AB’nin mevcut yaptırımları, 2017 yılından bu yana Venezuela’nın demokrasi ve hukukun üstünlüğüne zarar vermesiyle suçlanan kişilere yönelik kara liste uygulamasını ve sokak protestolarını bastırmak için kullanılan silah ve ekipmanların ihracatını yasaklamayı içermektedir. Macaristan’ın vetosu, Maduro rejimine karşı gelecekteki yaptırımların güçlendirilmesi yönündeki çabaların önünde bir engel teşkil edebilmektedir.
Macaristan Başbakanı Viktor Orbán, Rusya yanlısı tutumu ve Moskova’yla olan artan yakınlaşmalarıyla Avrupa’da büyük tepkilere yol açmıştır. Orbán’ın Putin’le Moskova’da gerçekleştirdiği toplantı ve “Barış Misyonu 3.0” olarak adlandırdığı ziyaretler, Brüksel’de ve diğer AB başkentlerinde diplomatik bir fırtınaya neden olmuştur.
AB, Macaristan’ın Ukrayna savaşındaki tutumu nedeniyle bir sonraki dışişleri ve savunma bakanları toplantısını düzenleme hakkını elinden almıştır. Bu karar, Macaristan’ın Avrupa Birliği Konseyi’nin dönem başkanlığını üstlenmesinden sadece birkaç hafta sonra alınmıştır. Orban’ın Moskova’da Putin’le gerçekleştirdiği toplantı nedeniyle yaşanan öfkenin ardından bu karar alınmıştır. Borrell, Macaristan’ın eylemlerinin sonuçları olması gerektiğini ve bir işaret gönderilmesinin faydalı olduğunu belirtmiştir. Macaristan bu hamleyi “tamamen çocukça” olarak nitelendirmiştir.[2] Ayrıca buna karşılık olarak bloğun karşılaştığı en büyük küresel sorunları tartışmak için düzenlenen gayri resmi toplantıların, 28-30 Ağustos 2024 tarihlerinde Budapeşte’de yapılması planlanıyordu. Ancak Borrell, bu toplantıların da Brüksel’de yapılacağını duyurmuştur.
AB’deki diğer 26 ülkeden yalnızca Slovakya, bu anlaşmazlıkta Macaristan’ı desteklemiştir. Lüksemburg Dışişleri Bakanı Xavier Bettel, bir boykotun “anlamsız” olacağını belirterek Budapeşte’ye gitmenin daha iyi olduğunu ve AB’nin eylemlerden memnuniyetsizliğini bildirmek için diyalog kurmanın önemli olduğunu ifade etmiştir.[3]

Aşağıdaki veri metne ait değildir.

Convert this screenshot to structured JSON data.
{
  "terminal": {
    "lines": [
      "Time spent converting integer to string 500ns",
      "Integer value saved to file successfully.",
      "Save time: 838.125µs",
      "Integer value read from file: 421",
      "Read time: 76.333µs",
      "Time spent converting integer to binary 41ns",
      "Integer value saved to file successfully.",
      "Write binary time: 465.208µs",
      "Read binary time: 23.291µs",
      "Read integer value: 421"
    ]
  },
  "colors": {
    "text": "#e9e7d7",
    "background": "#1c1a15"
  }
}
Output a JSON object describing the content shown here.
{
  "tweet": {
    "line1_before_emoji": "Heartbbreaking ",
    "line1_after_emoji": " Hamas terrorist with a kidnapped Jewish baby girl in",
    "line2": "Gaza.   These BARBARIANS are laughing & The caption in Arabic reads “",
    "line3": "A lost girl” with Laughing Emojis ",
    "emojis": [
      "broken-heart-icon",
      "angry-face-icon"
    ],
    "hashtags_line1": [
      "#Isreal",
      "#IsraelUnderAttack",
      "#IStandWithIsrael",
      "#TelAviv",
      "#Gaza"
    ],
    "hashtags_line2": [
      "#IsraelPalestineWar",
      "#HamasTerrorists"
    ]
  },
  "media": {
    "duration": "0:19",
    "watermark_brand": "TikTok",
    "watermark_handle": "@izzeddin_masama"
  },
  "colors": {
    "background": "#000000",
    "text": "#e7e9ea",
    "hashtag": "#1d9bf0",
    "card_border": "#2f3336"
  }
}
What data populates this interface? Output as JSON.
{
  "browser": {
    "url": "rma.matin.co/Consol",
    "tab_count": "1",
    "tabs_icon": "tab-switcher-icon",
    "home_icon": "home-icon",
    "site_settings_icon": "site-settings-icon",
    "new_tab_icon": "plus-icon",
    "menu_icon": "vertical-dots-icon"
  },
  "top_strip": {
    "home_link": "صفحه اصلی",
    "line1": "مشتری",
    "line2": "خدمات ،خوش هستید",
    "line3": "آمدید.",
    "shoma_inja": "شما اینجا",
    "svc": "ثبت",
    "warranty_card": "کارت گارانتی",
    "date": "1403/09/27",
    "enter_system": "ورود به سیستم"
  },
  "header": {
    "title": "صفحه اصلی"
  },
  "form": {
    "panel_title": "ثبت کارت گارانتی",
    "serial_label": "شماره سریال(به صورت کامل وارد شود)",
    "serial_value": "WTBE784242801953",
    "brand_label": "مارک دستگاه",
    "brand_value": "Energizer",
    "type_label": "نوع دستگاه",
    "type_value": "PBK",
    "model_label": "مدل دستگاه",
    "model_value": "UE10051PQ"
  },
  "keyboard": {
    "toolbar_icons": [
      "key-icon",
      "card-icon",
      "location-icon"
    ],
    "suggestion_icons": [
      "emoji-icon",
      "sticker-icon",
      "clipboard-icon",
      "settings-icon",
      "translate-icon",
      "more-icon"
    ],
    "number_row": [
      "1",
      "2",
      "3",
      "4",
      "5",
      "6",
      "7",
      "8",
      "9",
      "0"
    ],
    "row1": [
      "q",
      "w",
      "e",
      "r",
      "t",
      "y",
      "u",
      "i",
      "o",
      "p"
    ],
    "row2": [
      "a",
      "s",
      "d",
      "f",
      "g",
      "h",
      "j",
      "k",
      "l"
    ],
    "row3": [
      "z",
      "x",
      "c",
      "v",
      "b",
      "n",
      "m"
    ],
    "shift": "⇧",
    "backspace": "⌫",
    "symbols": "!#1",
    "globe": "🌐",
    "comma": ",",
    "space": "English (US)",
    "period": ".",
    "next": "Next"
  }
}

Bu gelişmeler ışığında temmuz ayında Macaristan, Rusya ve Belarus’un da dahil olduğu sekiz ülke için yeni bir vize rejimi getirmiştir. Bu yeni politika, ziyaretçilerin güvenlik kontrolleri olmadan ülkeye giriş yapmasına ve diğer AB ülkelerine serbestçe hareket etmesine olanak tanıyacaktır. Weber, bu kuralların “casusluk faaliyetleri için büyük boşluklar yarattığını” ve Rusların Macaristan’a minimal gözetimle giriş yapabileceğini belirtmiştir.[4] Avrupa Birliği yetkilileri, bu konuda Macar yetkililerle temas halinde olduklarını ve Rus vatandaşlarına yönelik kontrollerin azaltılmasının kıtanın güvenliğini tehdit edebileceğini vurgulanmıştır.
Avrupa’nın genişleyen sınırlarında Macaristan’ın kendine has görüşleri ve politikaları, kıtanın gelecekteki yönelimi belirleyebilir. Bu bağlamda, ülkenin politikaları ve stratejik tercihlerinin Avrupa Birliği’nin genel politikalarıyla nasıl bir etkileşim içinde olduğunu anlamak, hem tarihsel hem de güncel dinamikler açısından büyük önem taşımaktadır.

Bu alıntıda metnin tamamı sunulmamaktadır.